Second, get started and revise later. It's better to create a bad first draft than not create one at all. Your story, song, or art piece doesn't need to be perfect. Merely getting started will get the creative juices flowing.
Putting things off for too long will make the task feel more daunting. Your fears of the delayed task will only grow over time. Diving right in is the best way to stop procrastination.
Reason 5: You Have Too Much Stuff to Do.
You probably have a busy schedule and only so little time. How can you find time to get into your other projects?
First, make a to-do list and note which tasks are essential or time-sensitive and which can wait.

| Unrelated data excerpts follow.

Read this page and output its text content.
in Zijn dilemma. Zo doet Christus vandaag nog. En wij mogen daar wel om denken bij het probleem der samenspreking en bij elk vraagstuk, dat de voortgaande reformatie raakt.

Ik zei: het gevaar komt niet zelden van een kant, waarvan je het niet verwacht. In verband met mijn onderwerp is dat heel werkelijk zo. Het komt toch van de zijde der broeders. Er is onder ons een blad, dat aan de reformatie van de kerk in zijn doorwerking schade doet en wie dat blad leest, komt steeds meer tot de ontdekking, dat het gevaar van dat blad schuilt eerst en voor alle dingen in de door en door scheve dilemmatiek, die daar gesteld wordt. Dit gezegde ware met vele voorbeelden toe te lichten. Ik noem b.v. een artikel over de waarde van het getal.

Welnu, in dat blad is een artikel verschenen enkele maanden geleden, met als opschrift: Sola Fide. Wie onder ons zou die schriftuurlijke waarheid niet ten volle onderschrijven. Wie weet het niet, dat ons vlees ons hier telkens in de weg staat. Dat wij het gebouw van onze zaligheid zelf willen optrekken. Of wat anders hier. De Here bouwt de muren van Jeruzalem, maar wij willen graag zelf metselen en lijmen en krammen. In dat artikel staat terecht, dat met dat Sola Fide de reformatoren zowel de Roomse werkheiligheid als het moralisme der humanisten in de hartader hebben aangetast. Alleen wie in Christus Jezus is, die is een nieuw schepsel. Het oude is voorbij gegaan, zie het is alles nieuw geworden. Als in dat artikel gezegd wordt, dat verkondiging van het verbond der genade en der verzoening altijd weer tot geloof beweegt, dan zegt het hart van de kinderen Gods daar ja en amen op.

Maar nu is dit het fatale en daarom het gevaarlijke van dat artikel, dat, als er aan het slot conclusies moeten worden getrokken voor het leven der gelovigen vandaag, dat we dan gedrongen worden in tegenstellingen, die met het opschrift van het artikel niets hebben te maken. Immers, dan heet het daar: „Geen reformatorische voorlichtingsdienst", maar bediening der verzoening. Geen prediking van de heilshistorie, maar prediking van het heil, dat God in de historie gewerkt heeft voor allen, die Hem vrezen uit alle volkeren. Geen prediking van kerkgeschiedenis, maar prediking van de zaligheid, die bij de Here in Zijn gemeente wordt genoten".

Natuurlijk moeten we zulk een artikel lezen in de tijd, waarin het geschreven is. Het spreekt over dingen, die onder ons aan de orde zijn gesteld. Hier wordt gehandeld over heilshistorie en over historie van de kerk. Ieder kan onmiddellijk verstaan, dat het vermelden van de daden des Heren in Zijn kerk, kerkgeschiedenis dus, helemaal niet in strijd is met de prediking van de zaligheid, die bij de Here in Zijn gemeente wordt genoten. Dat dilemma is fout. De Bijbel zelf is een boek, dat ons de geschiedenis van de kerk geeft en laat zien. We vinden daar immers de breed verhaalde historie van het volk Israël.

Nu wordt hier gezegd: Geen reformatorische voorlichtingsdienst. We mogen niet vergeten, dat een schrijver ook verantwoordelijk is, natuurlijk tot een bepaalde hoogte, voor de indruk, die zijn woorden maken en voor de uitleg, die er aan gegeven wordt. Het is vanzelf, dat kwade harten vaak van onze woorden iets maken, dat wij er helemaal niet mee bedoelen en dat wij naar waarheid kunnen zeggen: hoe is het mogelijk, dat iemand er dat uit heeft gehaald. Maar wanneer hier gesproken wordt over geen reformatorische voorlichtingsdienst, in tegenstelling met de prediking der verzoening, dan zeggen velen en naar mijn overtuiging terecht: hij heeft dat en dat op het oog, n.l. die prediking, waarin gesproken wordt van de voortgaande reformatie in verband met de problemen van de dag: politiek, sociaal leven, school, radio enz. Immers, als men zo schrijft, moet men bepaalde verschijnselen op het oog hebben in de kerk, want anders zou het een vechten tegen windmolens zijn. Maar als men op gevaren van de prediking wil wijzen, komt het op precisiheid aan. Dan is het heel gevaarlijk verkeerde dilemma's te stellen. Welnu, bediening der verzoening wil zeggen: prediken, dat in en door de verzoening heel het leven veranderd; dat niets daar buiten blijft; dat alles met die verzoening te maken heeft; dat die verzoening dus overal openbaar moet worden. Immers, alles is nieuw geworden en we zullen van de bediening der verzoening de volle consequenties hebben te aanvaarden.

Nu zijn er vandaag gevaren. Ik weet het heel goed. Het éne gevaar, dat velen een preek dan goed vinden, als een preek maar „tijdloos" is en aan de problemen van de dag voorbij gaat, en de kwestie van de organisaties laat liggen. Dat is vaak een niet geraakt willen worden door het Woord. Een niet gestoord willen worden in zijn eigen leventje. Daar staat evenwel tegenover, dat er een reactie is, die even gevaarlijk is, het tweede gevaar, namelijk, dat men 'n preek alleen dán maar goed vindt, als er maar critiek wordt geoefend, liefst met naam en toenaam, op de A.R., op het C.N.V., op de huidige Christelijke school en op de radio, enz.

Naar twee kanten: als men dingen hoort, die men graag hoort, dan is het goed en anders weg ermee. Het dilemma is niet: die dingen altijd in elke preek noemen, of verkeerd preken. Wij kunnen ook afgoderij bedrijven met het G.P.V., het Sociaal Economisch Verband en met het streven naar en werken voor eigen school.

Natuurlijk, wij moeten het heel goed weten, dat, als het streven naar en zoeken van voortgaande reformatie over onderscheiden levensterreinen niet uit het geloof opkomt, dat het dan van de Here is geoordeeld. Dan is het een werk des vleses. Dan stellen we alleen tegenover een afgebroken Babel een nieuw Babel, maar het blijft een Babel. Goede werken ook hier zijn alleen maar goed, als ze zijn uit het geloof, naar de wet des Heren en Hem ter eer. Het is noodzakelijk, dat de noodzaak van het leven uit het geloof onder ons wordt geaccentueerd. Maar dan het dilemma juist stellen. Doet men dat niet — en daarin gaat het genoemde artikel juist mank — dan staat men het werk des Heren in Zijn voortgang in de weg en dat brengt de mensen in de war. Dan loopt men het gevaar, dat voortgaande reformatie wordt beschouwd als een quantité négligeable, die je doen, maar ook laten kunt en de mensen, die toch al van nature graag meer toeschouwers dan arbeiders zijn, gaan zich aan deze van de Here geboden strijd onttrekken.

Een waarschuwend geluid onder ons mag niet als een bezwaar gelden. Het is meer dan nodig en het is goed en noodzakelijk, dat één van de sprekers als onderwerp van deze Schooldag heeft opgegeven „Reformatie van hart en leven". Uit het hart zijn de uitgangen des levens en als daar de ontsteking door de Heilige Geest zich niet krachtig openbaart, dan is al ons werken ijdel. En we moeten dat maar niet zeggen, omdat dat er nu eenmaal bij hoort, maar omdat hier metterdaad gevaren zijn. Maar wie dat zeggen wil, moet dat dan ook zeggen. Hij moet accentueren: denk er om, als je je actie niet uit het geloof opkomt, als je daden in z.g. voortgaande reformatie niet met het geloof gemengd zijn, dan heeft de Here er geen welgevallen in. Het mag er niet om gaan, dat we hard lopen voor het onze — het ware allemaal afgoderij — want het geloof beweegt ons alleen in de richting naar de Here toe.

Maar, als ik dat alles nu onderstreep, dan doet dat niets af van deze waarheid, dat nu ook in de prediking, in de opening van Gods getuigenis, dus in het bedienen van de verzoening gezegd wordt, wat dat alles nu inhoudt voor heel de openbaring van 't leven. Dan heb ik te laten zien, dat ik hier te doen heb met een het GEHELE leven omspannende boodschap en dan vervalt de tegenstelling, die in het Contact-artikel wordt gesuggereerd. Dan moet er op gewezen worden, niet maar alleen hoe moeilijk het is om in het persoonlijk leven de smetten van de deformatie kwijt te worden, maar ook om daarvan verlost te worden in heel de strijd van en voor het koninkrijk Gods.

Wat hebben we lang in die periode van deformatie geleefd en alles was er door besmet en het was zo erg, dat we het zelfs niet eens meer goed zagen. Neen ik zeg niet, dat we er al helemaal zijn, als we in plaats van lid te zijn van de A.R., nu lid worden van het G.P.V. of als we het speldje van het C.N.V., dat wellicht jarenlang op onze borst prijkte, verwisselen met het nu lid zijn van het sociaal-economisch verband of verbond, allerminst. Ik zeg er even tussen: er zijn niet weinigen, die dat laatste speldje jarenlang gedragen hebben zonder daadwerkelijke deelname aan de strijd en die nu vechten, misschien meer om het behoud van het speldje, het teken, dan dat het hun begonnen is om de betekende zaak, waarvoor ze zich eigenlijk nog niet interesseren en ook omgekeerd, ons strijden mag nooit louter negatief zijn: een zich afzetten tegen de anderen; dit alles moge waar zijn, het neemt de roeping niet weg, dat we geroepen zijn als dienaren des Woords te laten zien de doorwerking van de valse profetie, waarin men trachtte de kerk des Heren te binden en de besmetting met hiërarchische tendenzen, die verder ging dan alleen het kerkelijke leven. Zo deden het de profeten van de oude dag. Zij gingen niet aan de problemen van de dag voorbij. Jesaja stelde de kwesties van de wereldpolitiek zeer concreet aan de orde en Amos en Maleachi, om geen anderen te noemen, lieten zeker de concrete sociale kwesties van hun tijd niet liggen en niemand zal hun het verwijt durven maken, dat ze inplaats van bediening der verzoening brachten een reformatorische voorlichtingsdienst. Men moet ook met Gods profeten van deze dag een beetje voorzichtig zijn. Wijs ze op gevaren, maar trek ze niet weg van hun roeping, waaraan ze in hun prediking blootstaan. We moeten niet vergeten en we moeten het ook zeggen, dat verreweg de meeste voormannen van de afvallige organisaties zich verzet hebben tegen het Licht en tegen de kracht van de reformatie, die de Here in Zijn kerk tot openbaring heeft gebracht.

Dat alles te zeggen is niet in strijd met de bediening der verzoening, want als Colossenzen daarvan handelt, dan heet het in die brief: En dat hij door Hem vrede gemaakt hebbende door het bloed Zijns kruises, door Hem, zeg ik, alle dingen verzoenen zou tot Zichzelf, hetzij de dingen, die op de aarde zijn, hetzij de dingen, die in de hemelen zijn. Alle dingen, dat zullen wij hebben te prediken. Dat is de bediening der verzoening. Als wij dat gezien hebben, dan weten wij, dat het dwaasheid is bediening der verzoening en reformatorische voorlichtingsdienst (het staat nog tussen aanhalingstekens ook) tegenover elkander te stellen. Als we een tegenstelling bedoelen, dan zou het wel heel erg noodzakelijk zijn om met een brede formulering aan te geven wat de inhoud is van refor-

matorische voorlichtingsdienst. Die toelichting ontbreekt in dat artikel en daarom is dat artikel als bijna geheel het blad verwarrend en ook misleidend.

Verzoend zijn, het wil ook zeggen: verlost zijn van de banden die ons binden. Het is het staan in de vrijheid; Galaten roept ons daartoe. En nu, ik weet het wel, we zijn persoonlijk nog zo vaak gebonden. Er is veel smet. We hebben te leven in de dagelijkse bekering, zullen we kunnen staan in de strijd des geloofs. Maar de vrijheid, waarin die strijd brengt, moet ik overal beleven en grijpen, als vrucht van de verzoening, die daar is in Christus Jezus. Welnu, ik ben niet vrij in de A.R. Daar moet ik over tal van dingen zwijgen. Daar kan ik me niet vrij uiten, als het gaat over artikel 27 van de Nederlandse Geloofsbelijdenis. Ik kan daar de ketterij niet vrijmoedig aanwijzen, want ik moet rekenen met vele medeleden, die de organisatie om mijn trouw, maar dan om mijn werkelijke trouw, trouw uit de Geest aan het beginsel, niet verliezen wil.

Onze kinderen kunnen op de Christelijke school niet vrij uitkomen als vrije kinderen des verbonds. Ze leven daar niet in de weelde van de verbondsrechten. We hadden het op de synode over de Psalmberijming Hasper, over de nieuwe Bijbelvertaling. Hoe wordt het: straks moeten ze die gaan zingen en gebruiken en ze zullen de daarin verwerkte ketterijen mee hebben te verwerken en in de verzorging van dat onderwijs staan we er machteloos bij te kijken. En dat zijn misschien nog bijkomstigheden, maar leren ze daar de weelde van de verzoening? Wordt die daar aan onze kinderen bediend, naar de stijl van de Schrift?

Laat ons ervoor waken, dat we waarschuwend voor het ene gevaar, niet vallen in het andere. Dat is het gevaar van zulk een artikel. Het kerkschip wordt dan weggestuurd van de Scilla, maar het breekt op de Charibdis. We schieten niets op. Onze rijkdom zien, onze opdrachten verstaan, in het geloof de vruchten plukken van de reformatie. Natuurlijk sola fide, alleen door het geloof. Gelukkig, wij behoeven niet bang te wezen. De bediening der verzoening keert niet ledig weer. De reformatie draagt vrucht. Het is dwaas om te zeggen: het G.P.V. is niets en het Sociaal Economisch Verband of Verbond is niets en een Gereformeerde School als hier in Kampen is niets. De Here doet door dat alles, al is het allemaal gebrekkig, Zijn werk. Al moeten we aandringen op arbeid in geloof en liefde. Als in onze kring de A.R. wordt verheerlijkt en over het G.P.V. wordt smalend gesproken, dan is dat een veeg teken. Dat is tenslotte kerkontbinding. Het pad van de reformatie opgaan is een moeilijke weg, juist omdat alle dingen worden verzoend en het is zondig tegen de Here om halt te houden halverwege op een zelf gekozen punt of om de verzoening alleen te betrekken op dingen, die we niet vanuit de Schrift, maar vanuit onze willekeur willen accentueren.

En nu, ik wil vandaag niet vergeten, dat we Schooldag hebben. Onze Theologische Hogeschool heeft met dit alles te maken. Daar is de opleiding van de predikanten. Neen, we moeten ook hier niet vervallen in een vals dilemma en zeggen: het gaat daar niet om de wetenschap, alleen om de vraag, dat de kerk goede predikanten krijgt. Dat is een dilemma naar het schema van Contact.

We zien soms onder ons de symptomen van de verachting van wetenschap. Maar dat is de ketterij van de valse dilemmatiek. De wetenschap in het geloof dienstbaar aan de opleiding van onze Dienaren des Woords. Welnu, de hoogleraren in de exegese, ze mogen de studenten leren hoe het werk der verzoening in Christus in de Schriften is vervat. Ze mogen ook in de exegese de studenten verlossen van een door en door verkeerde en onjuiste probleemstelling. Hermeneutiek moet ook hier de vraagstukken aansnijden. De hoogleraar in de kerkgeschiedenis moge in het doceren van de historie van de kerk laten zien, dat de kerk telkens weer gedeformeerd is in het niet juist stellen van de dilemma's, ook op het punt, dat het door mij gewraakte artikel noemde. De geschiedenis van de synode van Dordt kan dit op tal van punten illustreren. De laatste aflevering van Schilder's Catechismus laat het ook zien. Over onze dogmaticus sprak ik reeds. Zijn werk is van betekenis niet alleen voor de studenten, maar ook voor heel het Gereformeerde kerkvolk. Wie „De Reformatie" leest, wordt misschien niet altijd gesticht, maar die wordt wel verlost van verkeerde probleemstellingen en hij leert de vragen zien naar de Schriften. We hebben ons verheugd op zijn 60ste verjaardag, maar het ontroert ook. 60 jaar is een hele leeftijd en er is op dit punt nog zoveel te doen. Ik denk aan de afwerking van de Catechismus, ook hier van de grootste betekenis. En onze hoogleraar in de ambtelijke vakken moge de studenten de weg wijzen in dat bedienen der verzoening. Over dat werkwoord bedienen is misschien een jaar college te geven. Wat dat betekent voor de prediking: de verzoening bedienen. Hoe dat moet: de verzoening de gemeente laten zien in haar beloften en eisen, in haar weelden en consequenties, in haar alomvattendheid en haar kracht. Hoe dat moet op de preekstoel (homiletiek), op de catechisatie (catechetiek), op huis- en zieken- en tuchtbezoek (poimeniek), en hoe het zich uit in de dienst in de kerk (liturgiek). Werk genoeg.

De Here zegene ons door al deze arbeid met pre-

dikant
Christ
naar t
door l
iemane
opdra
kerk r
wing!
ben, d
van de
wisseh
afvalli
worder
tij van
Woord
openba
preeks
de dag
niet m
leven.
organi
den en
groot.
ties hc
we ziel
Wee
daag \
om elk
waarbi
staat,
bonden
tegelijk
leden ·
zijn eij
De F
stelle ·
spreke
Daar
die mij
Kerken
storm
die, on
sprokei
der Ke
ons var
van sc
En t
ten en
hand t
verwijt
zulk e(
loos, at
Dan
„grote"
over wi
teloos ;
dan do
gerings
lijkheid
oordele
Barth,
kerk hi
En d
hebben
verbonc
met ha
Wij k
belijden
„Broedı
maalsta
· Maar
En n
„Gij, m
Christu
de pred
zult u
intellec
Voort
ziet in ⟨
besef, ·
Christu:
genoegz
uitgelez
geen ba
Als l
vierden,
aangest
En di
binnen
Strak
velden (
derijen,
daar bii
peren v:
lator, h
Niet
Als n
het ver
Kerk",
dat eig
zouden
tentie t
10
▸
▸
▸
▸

If your responsibility falls into the latter category, don't feel bad for procrastinating. Then, prioritize your list based on what needs to get done first. For example, you might want to get around to cleaning your room, but you should probably pay your bills first.
Second, break your task down into smaller bits if possible. You might have a long and involved task such as writing a book or learning a musical instrument. You can't finish these tasks overnight. You'll have to plan it out across several days.
You can either break it down into steps or merely fragments of time. Some tasks, such as exercising, don't need to follow a step-by-step process. Instead, you should set aside an hour three days a week to focus on exercising. Committing to this schedule will help turn it into a habit that will bring long-term gains.
Have these techniques helped you stop procrastinating? Next time you're stuck and trying to figure out what to do, take a look at this article and determine why you're not as productive as you'd like. Getting to the root of the problem can help you make long-term and positive changes to your routine and lifestyle.